Женщина с добрым лицом тянется в карман. Я слышу звон ключей. Открывает. Входим в подвал. Пыльно. Похоже, что здесь ремонт. Осторожно, не ушибись, говорит она, иди за мной.
Видно окно, замазанное краской.
Подходим. Отворяет. За ним двустворчатая решетка с небольшим навесным замком.
Она вставляет ключ. И снимает замок.
Одевайся, говорит, в этот раз все получится.
Я открываю пакет. Там вещи, в которых меня привезли. Быстро влезаю в костюм. Натягиваю туфли.
– Помнишь, куда бежать? – Она смотрит на меня любящими глазами. – Давай, сынок, беги. Чтоб не догнали эти изуверы. Подальше отсюда, подальше. И быстрее. Беги так, будто за тобой гонятся волки!
Я вылезаю из окна.
– Будь счастливым, сынок, – она посылает мне воздушный поцелуй, закрывает решетку. – Только непременно будь счастливым! – И закрывает окно.

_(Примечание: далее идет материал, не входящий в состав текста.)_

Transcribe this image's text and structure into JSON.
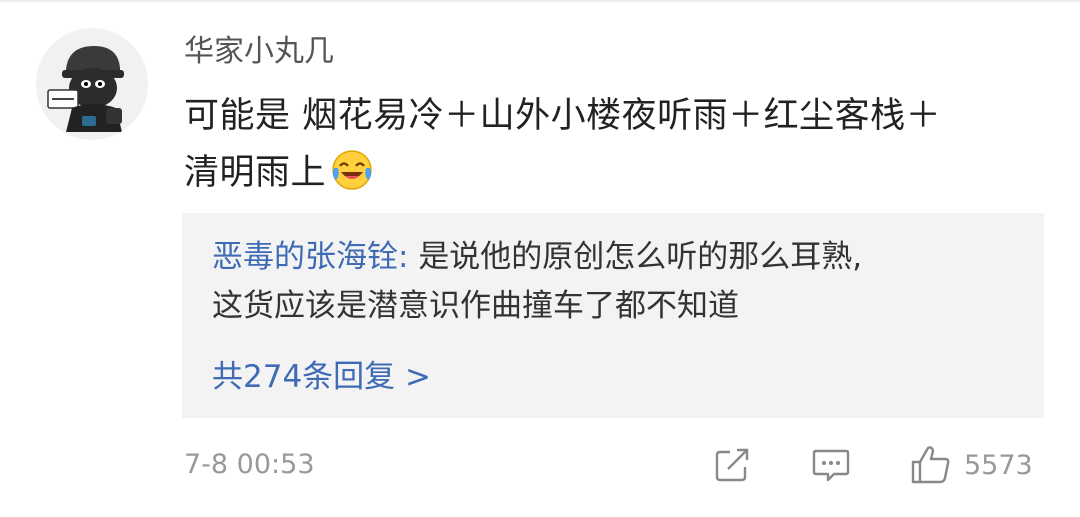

Я бегу. Темно. Деревья. Огромный лес.
Но я бегу.
Дыхание сбивается. Кровь в ногах начинает гореть.
Но я бегу.
Единственный способ быть счастливым – это бежать. Бежать к свободе. К счастью. Не оставляя сил на обратный путь. Бежать так, будто за тобой гонятся волки!
Кашель вырывается из груди громким воем.
Виден какой-то свет. Кажется, фары. Значит, дорога рядом.
Бегу. Боюсь споткнуться. Сил уже нет.
Дорога. Да, это дорога. Трасса.
Нахожу сломанное дерево неподалеку.
Ложусь рядом с ним на траву. Нужно передохнуть. Хоть чуть-чуть. Хоть немного.
Здесь меня не увидят. Здесь не найдут.
Трудно дышать.
Боль в голове нестерпимая.
Спина ноет, словно меня всю ночь хлестали плетью.
Красный круг солнца на горизонте. Рассвет? Закат? Непонятно.
Смотрю по сторонам. Никого.
Что произошло?
Где я? Меня ограбили?
Осматриваю карманы. Мобильника нет. Деньги есть. Не нашли их, что ли?
Паспорт на месте. Открываю. Мясников Юрий Владимирович. Мой. Хорошо.
Где Таня? Что с ней?! Я был с ней? Или один? В голове каша.
Срочно домой. Мне нужно домой. Нужно к Тане.
Я топаю по краю дороги.
Танюшечка. Красотулечка моя. Я иду к тебе.